We just recently witnessed the cost of a “bug” in the final version of a very popular product.  Apple has taken it on the chin in PR because of this.  Imagine the launch coverage absent this issue – the press and blog coverage would have found something to complain about, but this issue was almost too easy for them to focus on.

Now, imagine that Apple had developed, say, one of the many bad Android phones.  There are Android phones that review well.  But had Apple wasted the resources to build one of the ones that wasn’t good – that is quite a cost, isn’t it?  To reputation for one.  But there are marketing costs, support costs, potentially recall costs (analysts were estimating north of $1B in recall costs to Apple if it came to that). The Droid X is already getting criticism for its bad User Interface (allegedly, worse than the default Android 2.1 interface – though I don’t claim to be an expert on that).  What is the cost to Moto’s business to develop “a bad product” or, a product with a few really bad bugs?  People often compare Apple to “Android” – but actually each Android handset maker is a separate competitor.  Each one has to invest significant energy into developing their handsets.  As long as Apple has significant volume advantages over any single competitor, they should enjoy economies of scale that the other manufacturers don’t.

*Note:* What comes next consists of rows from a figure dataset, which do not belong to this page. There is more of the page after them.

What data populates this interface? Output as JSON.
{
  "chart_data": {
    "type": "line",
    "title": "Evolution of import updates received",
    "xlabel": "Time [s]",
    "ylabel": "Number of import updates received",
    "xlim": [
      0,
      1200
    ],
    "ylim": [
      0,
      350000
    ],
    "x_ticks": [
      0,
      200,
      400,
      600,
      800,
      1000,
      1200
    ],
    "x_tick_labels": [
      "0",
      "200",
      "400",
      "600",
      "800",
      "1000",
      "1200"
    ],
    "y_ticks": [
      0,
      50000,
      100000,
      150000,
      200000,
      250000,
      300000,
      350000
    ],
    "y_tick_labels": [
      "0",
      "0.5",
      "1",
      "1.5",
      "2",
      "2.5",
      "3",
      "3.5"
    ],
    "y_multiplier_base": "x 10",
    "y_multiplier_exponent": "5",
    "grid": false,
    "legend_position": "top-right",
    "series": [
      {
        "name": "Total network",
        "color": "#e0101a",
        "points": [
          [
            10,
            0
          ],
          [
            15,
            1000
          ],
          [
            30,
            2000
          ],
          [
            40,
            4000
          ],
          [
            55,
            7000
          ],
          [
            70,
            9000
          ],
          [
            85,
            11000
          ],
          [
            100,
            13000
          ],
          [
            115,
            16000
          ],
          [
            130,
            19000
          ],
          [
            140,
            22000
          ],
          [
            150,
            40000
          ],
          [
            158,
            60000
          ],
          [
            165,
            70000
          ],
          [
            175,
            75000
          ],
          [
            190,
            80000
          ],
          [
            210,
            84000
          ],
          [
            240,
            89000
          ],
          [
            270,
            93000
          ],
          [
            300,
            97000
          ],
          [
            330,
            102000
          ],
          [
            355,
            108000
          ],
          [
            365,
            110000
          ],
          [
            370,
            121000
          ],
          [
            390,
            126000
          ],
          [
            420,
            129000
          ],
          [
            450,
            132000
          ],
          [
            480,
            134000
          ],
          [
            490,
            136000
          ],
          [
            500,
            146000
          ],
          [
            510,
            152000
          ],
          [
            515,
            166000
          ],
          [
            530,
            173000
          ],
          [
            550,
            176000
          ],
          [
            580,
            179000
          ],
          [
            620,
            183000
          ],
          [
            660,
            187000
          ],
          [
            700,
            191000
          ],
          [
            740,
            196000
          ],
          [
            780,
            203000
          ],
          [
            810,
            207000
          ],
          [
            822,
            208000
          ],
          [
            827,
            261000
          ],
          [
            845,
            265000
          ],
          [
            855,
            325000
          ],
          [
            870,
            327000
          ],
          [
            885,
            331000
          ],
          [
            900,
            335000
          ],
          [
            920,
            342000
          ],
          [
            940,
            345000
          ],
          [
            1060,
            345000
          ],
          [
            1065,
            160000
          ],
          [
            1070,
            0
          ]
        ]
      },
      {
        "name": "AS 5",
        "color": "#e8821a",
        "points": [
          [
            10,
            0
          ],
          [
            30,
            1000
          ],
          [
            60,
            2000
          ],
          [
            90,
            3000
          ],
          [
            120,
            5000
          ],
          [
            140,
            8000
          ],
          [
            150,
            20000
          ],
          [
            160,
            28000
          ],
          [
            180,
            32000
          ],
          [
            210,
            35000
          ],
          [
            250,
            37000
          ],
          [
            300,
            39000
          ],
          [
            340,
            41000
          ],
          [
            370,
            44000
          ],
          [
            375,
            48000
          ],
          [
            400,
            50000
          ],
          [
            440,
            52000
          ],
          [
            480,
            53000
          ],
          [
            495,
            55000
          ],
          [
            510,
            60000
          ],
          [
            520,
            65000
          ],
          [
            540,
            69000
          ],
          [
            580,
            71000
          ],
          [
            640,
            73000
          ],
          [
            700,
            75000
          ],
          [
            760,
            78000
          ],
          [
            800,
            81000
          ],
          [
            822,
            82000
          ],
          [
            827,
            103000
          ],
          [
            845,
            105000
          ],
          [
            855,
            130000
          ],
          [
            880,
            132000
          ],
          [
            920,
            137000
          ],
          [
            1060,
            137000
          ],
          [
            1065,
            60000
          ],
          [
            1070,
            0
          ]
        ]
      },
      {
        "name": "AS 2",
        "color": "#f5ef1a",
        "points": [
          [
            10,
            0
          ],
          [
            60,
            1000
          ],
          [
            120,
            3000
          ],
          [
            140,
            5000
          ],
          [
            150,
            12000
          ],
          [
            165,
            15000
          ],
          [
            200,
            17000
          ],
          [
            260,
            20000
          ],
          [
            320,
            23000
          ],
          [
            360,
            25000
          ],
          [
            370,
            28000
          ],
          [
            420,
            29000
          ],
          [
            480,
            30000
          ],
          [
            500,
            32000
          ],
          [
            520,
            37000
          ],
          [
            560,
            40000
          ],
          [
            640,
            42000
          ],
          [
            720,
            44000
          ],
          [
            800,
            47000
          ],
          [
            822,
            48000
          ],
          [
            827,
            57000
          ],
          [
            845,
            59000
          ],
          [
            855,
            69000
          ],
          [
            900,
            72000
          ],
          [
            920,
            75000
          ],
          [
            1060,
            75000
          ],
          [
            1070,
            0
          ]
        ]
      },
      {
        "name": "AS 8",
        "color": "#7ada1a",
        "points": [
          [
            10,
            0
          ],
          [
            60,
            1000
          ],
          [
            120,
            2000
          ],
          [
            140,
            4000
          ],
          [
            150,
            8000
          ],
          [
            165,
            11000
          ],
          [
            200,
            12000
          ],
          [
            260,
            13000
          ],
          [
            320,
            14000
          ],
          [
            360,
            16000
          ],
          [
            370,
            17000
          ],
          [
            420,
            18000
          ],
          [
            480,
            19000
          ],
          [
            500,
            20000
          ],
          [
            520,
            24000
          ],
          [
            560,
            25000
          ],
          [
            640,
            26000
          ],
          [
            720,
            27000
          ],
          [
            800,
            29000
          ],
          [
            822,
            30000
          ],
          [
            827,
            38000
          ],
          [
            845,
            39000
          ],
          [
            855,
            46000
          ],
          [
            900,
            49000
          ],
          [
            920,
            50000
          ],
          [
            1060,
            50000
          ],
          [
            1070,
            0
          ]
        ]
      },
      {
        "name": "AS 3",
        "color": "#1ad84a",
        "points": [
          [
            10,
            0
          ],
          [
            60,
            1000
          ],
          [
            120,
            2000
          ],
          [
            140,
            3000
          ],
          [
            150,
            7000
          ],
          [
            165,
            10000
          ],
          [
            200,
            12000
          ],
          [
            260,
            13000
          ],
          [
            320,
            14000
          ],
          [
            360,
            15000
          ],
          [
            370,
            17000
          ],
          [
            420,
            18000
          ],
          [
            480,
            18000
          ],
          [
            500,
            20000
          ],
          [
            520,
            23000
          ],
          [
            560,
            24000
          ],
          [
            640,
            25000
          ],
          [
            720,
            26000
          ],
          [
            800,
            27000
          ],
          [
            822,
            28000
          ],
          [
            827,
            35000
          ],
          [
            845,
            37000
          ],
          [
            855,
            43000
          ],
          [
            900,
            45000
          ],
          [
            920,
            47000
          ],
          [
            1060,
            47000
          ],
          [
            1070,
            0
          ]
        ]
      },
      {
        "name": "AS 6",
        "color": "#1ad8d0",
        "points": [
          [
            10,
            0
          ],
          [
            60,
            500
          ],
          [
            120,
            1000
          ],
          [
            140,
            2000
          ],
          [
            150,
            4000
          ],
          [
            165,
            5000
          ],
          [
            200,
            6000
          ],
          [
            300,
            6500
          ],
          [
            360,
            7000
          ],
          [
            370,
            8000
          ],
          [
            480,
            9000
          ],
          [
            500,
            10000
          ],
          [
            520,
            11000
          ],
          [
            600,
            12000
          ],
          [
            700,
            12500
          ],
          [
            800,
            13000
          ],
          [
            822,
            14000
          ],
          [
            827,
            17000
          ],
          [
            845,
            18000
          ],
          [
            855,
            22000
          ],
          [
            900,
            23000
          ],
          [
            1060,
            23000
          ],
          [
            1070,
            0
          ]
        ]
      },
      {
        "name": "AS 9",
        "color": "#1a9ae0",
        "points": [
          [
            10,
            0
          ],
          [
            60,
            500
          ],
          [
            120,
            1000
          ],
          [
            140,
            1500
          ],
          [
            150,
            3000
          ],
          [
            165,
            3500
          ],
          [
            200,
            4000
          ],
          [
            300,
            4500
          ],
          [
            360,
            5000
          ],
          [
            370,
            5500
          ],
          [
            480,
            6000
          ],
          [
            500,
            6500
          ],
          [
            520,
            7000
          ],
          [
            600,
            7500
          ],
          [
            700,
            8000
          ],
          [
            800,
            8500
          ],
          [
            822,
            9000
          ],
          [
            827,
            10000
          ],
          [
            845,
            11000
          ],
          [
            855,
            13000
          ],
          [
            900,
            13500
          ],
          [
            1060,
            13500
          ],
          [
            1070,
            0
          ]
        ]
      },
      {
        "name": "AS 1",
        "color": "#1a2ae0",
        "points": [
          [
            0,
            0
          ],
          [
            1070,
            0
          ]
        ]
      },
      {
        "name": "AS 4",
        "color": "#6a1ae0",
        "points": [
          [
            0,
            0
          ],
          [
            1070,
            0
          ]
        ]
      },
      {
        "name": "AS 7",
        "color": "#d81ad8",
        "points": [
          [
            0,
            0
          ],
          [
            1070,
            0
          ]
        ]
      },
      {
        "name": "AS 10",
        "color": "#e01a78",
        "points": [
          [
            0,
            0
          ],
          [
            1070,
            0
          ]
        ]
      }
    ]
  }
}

TechCrunch has an excellent article detailing Apple’s surprising vertical integration benefit. I say surprising, because in economics we’re generally taught that vertical integration is less efficient than specialization.  Apple seems to buck that trend.  Steve Cheney writes:

Perhaps the best example of this so far is FaceTime, Apple’s take on video-calling. FaceTime makes video-calling on the Android-based Sprint HTC EVO look silly, because the EVO awkwardly requires users to sign up and download a third-party app, then launch it every time they want to talk. Normal people simply won’t do this.

Apple eliminated this friction by innovating at the confluence of hardware and software—hit one button mid-call and the feature just works. It really is amazing (yes, I am channeling Steve Jobs).

Once Apple does release a product, they really know how to market it.  In this FaceTime ad compaign, they do a great job of not marketing technical specs and instead marketing human value.  This is what makes the difference between evangelizing your product and just geeking out.  Not every body likes it – but think back to when the iPod commercials were ubiquitous.  They didn’t market the # of songs so much, nor the quality of the build (though it was high), nor the RAM, nor the CPU speed.  They marketed people dancing in their heads while going about their every day life (the shadows are dancing while the person calmly walks to the subway).  Sell the benefit, sell the humanity.

Back to the TechCrunch article… the author argues that Apple actually benefits from feature bloat in component vendors.  For one, they get to strip out unnecessary features from their designs (which aids battery life, for example).  For another, Apple gets an inside track view of what is coming down the pipeline in these components that their competitors depend upon.  And then Apple has degrees of freedom to decide how to respond.

Good food for thought for anyone running a product business.